Fake religion: It is a small step from there to a full-blown fake religion. A fact illustrated by the rise, in column inches at least, of Scientology in the last decade — fuelled by celebrity followers like Tom Cruise, Will Smith and John Travolta. The religion (or cult, or fraudulent pyramid scheme, depending on your point of view) is like a satire on a religion. Sci-fi author L. Ron Hubbard made up a bunch of tenets and a lot of jargon and now vulnerable people like Tom Cruise spend millions on upholding and promoting his ideas. Here's the religion in a nutshell: an evil galactic overlord named Xenu flew his followers to earth in DC-8 aircraft, trapped them in volcanoes and blew them up with hydrogen bombs. Their spirits now stick to us and are the cause of human problems. Thus psychology and psychiatry are evil, and the only way to happiness is to spend hundreds of thousands to 'clear' yourself of these spirits. Fake.
Fake prosperity: what's almost more interesting than the multi-billion dollar fraud Bernie Madoff perpetrated are the many other alleged Ponzi-schemers coming out of the woodwork in Indiana(Tim Durham, pictured above with friend Ludacris) or Florida or wherever else. It seems that the idea of living a lifestyle based on nothing but plausibility — nice literature, offices full of Eames chairs and a convincing tone of voice — was a pervasive one. It's too easy to use this as a metaphor for the wider economy. Which is why I'm going to. It goes hand in hand with:
Fake celebrity: We are now so inured to pointless celebrities that this barely seems like a category — it's more like the definition of celebrity has just been widened. But a look at some of the biggest figures of the last ten years is a sobering one. Will we really tell our grandchildren that we were there when Paris Hilton got done for drink driving? How will we define her role? Heiress? Singer? Celebrity is the only word that covers it. And it's become fake.
Fake television: reality TV is not real. But the people who are desperate to get on it are, and they perpetrated their own fakeness in an attempt to become fake celebrities in a giant loop of fakeness. The Heene family captivated the media (us very much included) when they pretended their son had been swept aloft in a giant balloon. The Salahis captivated the media (us very much included) when it was revealed that their gatecrashing the White House was the last in a long line of frauds and switches they'd pulled. Both sets of people were involved with the murky world of reality TV — and producers vowed to vet their 'characters' more carefully in future. We bet they won't.
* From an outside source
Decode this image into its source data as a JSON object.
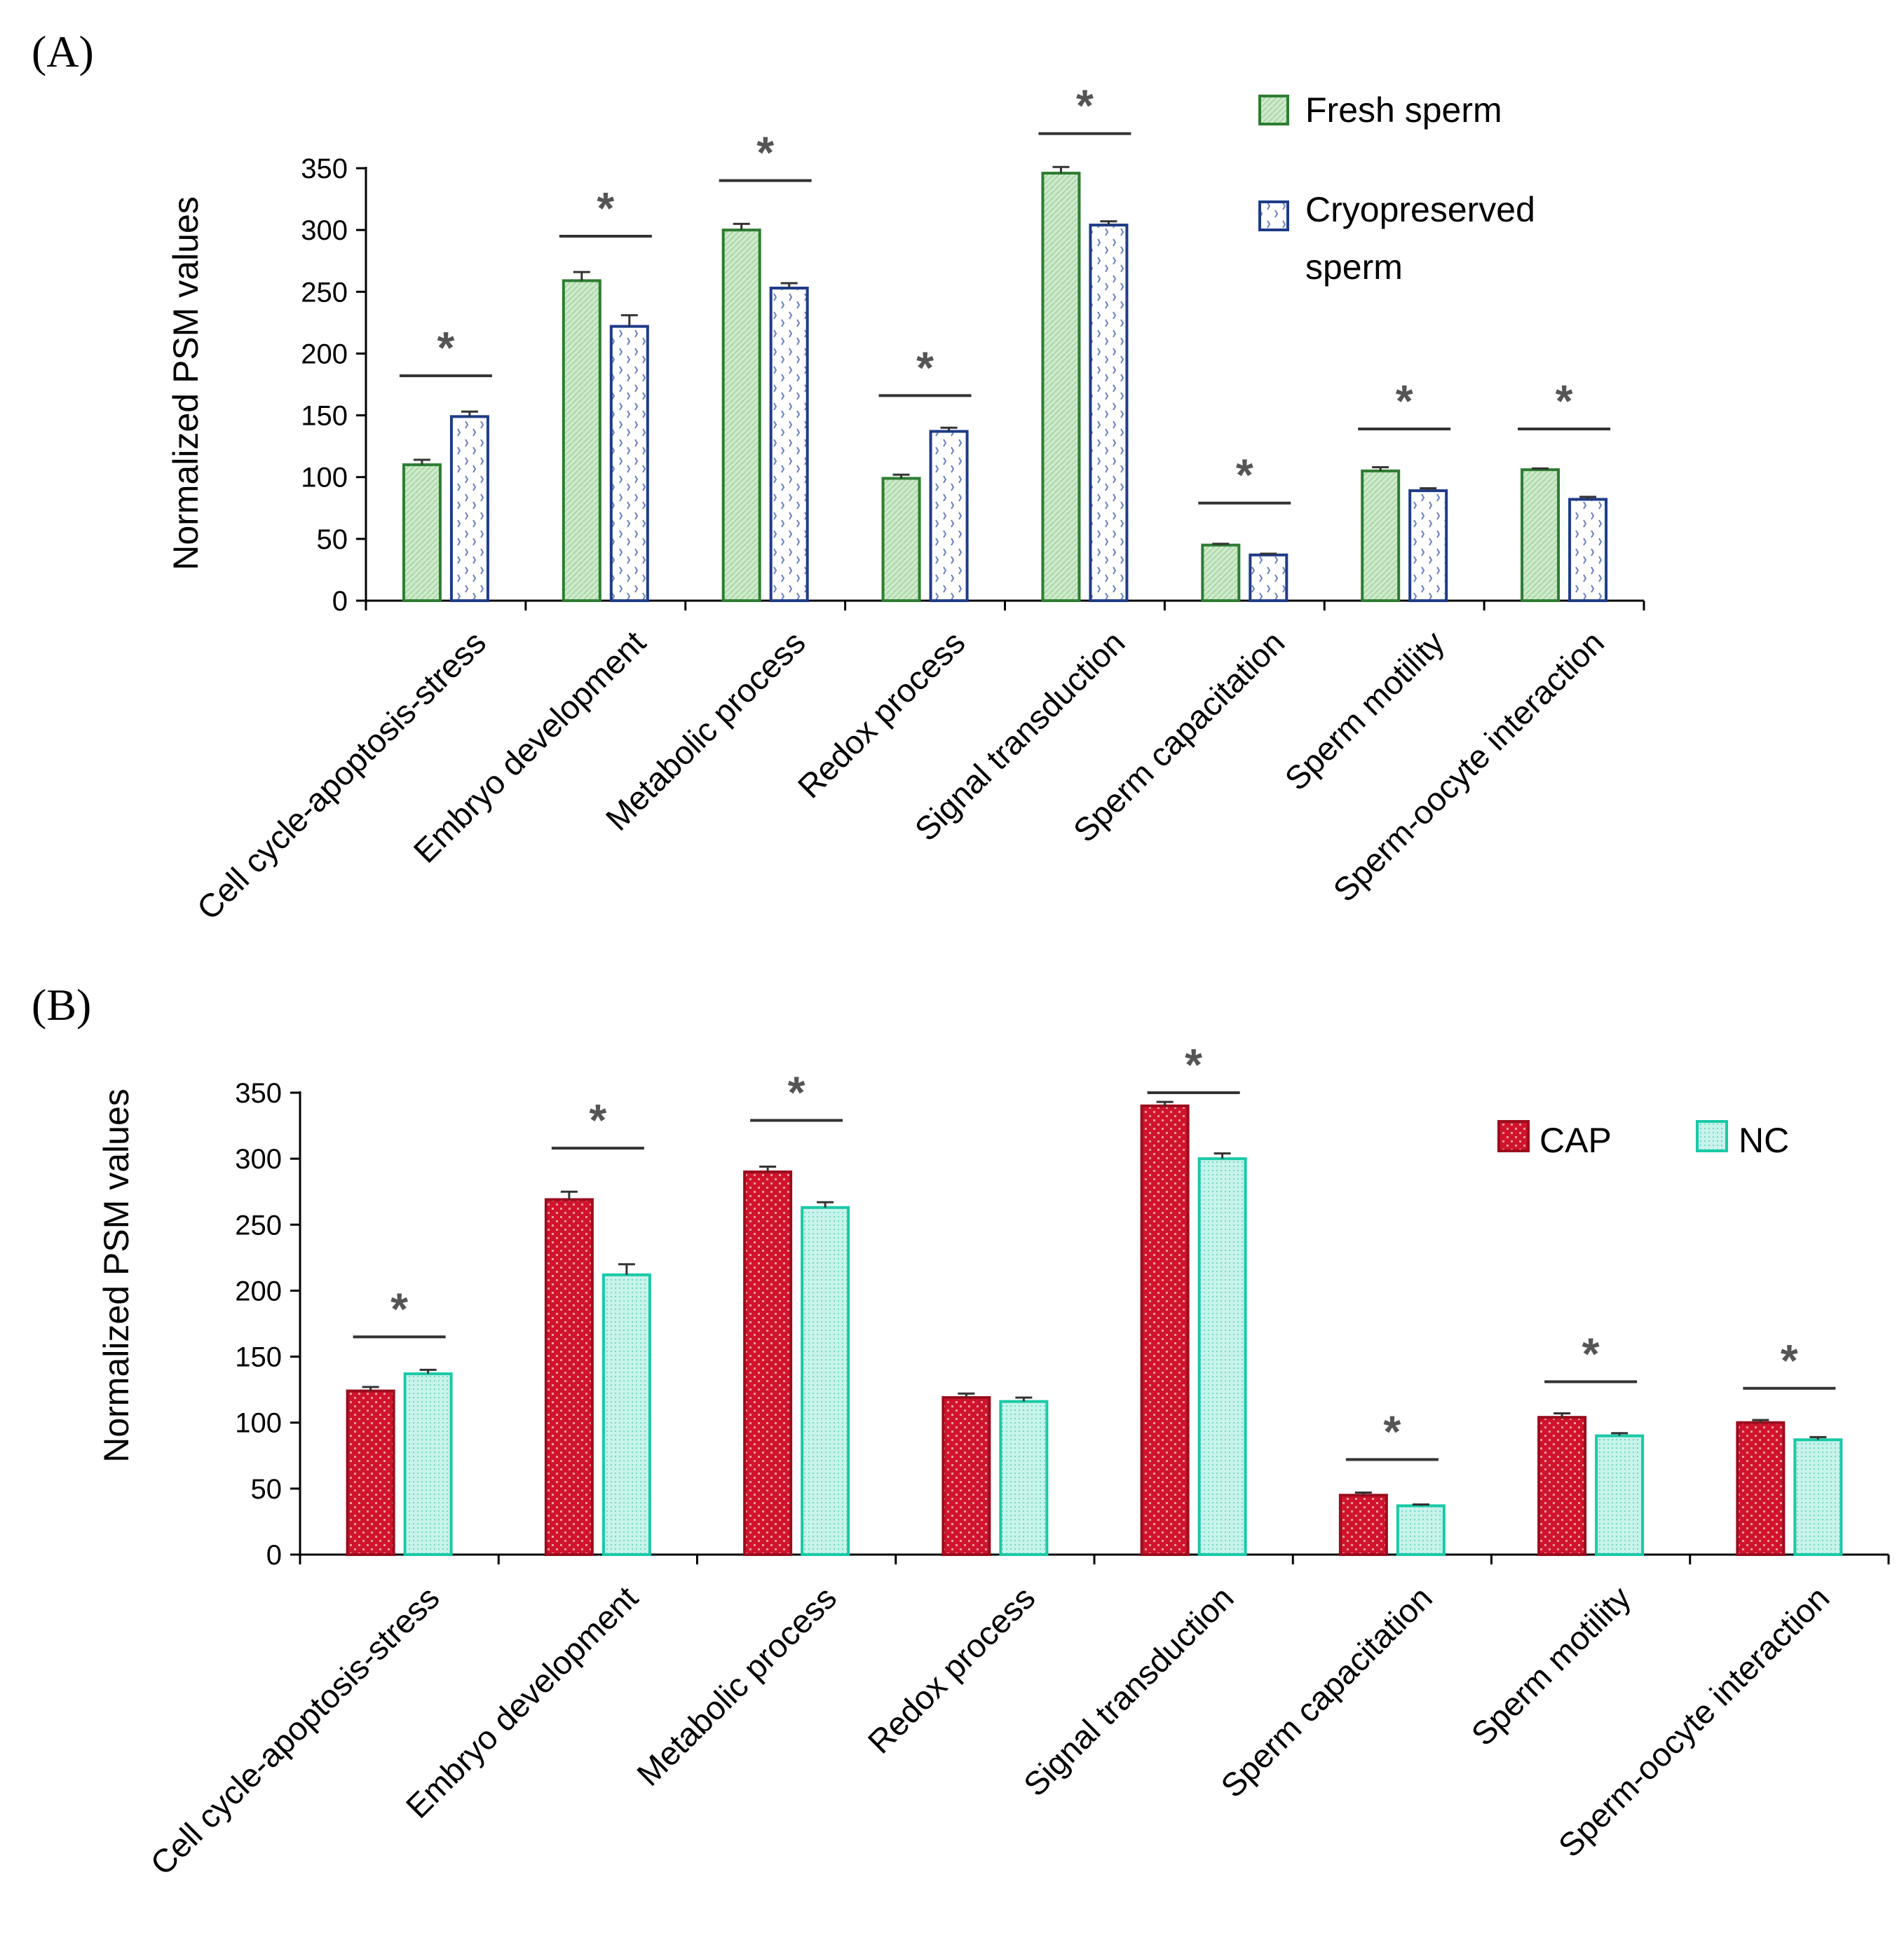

Fake faces: the desire to look young is not new. But this decade had Botox — its own unique version of the creams, lotions and surgeries that have been around since ancient Man looked at his or her reflection in a still pool and thought 'fuck! crow's feet!'. Directors like Martin Scorsese and Baz Luhrmann, as well as many casting directors, went as far as to publicly say they were sick of actors who could not move their faces. While there is no evidence that high profile stars like Nicole Kidman have had botox, we have used our (still expressive) eyes and come to the following conclusion — Nicole Kidman, a talented actor, can no longer move her face. She is not alone.
Fake athletes: injections of a different kind plagued sports. Alex Rodriguez, Barry Bonds and Manny Ramirez succumbed to steroids in baseball. And persistent rumours of less-detectable HGH use plagued countless more athletes. Even Tiger Woods' doctor was found to be involved.
Fake political outrage: do we really care if our politicians sleep around? No, we just find their hypocrisy funny. Is Sarah Palin really mortally wounded every time someone criticizes her? Almost certainly not. Is Fox News actually incensed every time something they don't like happens? No. (Glenn Beck is, we think being serious, which is worrying in a different way.) How about, for 2010—2020, we accept that people are flawed and horny, and stop the outrage-fest. That is not to say that we won't continue to laugh at dumb things politicians do. But to pretend that there's some higher moral reason for covering these stories, and call for resignations every five minutes, is immoral. Um, not immoral. Bad. Wrong. Fuck. It's hard to stop condemning things.